1. GC world view and design change
GC will give the program an illusion, that it may have infinite amount of memory available to use. And over the time, Go GC has moved from a pure stop the world collector to a concurrent, non compacting collector. And the big picture is that –Go GC favors low_latency over maximum_throughput.
The time line of Go GC design change:
- Go 1.0, stop the world mark sweep collector based heavily on tcmalloc.
- Go 1.3, fully precise collector, wouldn’t mistake big numbers on the heap for pointers, thus leaking memory.
- Go 1.5, new GC design, focusing on latency over throughput.
- Go 1.6, GC improvements, handling larger heaps with lower latency.
- Go 1.7, small GC improvements, mainly refactoring.
- Go 1.8, further work to reduce STW times, now down to the 100 microsecond range.
- Go 1.10+, move away from pure cooprerative goroutine scheduling to lower the latency when triggering a full GC cycle.
- Go 1.13 Scavenger rewritten
2. Tune GC
There is a environment variable GOGC, and the formula for GOGC is:
Fig 1. GOGC formula
For example, we have 256MB heap, and GOGC = 50; when heap size grow bigger than: 256MB * 1.5 = 384MB, the GC will start to work.

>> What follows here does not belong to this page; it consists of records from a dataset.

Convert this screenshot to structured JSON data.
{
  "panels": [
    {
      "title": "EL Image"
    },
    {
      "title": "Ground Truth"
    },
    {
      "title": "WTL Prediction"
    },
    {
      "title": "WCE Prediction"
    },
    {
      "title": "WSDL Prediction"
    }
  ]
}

We can conclude:
- when GOGC is big, the pressure of GC is small.
- when GOGC is small, the pressure of GC is big.
3. How to monitoring the GC
3.1 use GODEBUG=gctrace=1
A simple way is to enable the output of GC logging, by setting the GODEBUG envir -onment variable.

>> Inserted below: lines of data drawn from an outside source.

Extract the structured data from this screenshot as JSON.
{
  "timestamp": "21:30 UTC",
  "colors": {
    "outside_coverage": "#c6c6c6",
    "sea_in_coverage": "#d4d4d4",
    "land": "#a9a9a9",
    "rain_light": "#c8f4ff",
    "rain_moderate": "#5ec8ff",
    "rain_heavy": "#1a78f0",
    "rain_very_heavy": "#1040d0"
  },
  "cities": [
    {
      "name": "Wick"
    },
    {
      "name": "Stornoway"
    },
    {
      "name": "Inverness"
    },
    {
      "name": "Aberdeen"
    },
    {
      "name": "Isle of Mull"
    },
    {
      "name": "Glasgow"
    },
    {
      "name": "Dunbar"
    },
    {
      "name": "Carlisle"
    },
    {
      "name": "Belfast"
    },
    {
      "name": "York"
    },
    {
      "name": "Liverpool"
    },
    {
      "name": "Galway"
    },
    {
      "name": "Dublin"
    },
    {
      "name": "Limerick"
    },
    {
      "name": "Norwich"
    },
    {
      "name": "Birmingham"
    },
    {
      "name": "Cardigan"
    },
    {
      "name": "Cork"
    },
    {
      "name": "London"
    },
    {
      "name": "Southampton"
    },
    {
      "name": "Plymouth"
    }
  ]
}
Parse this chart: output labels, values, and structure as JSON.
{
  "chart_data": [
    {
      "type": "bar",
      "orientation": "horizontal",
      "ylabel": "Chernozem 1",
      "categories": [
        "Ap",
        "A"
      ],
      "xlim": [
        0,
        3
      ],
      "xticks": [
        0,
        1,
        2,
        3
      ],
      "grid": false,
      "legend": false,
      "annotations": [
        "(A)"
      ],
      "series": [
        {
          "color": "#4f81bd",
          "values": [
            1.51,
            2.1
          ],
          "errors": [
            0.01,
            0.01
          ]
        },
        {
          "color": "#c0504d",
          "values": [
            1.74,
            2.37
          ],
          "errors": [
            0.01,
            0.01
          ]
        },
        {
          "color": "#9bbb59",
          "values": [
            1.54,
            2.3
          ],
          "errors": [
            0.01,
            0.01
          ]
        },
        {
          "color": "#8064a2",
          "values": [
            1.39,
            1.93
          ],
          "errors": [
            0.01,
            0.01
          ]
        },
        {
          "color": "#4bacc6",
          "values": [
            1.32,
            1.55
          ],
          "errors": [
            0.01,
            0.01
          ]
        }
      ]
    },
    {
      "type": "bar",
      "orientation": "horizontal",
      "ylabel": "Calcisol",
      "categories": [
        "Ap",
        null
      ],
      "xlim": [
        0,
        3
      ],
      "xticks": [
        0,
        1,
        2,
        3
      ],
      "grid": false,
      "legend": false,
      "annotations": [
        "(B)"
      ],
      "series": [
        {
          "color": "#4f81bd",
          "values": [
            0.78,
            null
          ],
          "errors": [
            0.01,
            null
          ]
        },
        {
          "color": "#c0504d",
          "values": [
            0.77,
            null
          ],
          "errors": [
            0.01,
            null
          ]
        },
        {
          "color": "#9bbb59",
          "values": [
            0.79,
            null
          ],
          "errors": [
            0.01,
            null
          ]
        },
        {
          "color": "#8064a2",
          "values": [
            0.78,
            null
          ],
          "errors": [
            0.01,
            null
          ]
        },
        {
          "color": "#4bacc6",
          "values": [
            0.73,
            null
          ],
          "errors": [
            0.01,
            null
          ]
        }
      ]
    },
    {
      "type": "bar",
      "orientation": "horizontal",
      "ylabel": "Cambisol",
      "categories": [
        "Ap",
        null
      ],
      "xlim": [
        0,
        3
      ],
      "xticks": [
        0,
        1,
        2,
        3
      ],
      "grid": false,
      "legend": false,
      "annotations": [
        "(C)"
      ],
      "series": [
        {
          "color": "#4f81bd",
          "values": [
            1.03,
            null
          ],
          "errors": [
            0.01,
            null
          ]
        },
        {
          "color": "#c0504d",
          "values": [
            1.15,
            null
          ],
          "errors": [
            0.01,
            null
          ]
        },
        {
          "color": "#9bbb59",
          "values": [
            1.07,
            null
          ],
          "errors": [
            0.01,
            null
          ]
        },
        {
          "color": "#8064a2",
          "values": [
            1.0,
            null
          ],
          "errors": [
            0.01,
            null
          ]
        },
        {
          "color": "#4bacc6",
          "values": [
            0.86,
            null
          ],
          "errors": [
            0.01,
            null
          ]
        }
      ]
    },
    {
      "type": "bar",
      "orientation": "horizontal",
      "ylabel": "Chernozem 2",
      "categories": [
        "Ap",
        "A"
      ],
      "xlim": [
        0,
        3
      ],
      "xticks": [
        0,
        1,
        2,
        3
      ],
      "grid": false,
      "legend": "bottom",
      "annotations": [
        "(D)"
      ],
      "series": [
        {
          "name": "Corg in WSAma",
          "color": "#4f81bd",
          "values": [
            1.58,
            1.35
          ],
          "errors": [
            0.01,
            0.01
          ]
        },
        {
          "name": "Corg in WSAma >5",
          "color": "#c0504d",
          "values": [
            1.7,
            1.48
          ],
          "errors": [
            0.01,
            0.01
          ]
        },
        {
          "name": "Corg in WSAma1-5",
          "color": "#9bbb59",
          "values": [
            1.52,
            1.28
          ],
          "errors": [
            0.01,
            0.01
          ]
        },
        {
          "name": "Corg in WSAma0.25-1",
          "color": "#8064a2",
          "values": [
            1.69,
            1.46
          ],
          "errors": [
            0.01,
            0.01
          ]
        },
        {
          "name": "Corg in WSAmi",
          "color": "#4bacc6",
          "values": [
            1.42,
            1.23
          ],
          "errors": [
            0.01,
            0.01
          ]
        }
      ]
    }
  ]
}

$env GODEBUG=gctrace=1 godoc -http=:8080 -goroot /usr/lib/go-1.14
The privious command set gctrace on when running godoc program. The GC logging is:
Fig 2. GC logging
Search document of runtime package get: gc # @#s #%: #+#+# ms clock, #+#/#/#+# ms cpu, #->#-># MB, # MB goal, # P where the fields are as follows:
- gc # the GC number, incremented at each GC
- @#s time in seconds since program start
- #% percentage of time spent in GC since program start
- #+…+# wall-clock/CPU times for the phases of the GC
- #->#-># MB heap size at GC start, at GC end, and live heap
- # MB goal goal heap size
- # P number of processors used
When you know your program has a GC problem, use GODEBUG=gctrace=1 is a good way, but for general telemetry the “net/http/pprof” is much useful.
3.2 use net/http/pprof
We use a simple program to demonstrate how to use net/http/pprof, and why it is a holy grail to monitor your online program:
package main
import (
"fmt"
"net/http"
_ "net/http/pprof"
)
func main() {
ip := "0.0.0.0:6060"
if err := http.ListenAndServe(ip, nil); err != nil {
fmt.Println("start pprof failed on %s\n", ip)
}
}
$go run test_gc.go
Running the program, and open a http://localhost:6060/debug/pprof/ in your favourite web browser. you will get a window like this:
Fig 3. net/http/pprof web page
Use command line get profile message:
- download cpu profile:
- go tool pprof http://localhost:6060/debug/pprof/profile # 30-second CPU profile
- go tool pprof http://localhost:6060/debug/pprof/profile?seconds=120 # wait 120s
- download heap profile:
- go tool pprof http://localhost:6060/debug/pprof/heap
- download goroutine profile:
- go tool pprof http://localhost:6060/debug/pprof/goroutine
- download block profile:
- go tool pprof http://localhost:6060/debug/pprof/block
- download mutex profile
- go tool pprof http://localhost:6060/debug/pprof/mutex
4. Tech to minimise memory allocation
- strings vs []bytes
Avoid []byte and string conversions whenever possible. But why? In Go []byte is mutable, string is immutable. Most programs prefer to work with string, but most IO is done with []byte. when you really want to convert []byte to string, use slicebytetostringtmp in runtime/string.h. - using []byte as map key
- avoid string concatenation
- don’t force allocations on the caller of your API
- preallocate slices if the length is known Append pattern can copy a lot of data and creating a lot of garbage.
- reuse common objects using sync.Pool
- be careful about padding and alignment of struct
I don’t want talk too much about the detail tech to minimise memory allocation, so it’s up to you to dig into the big world:), good luck!!!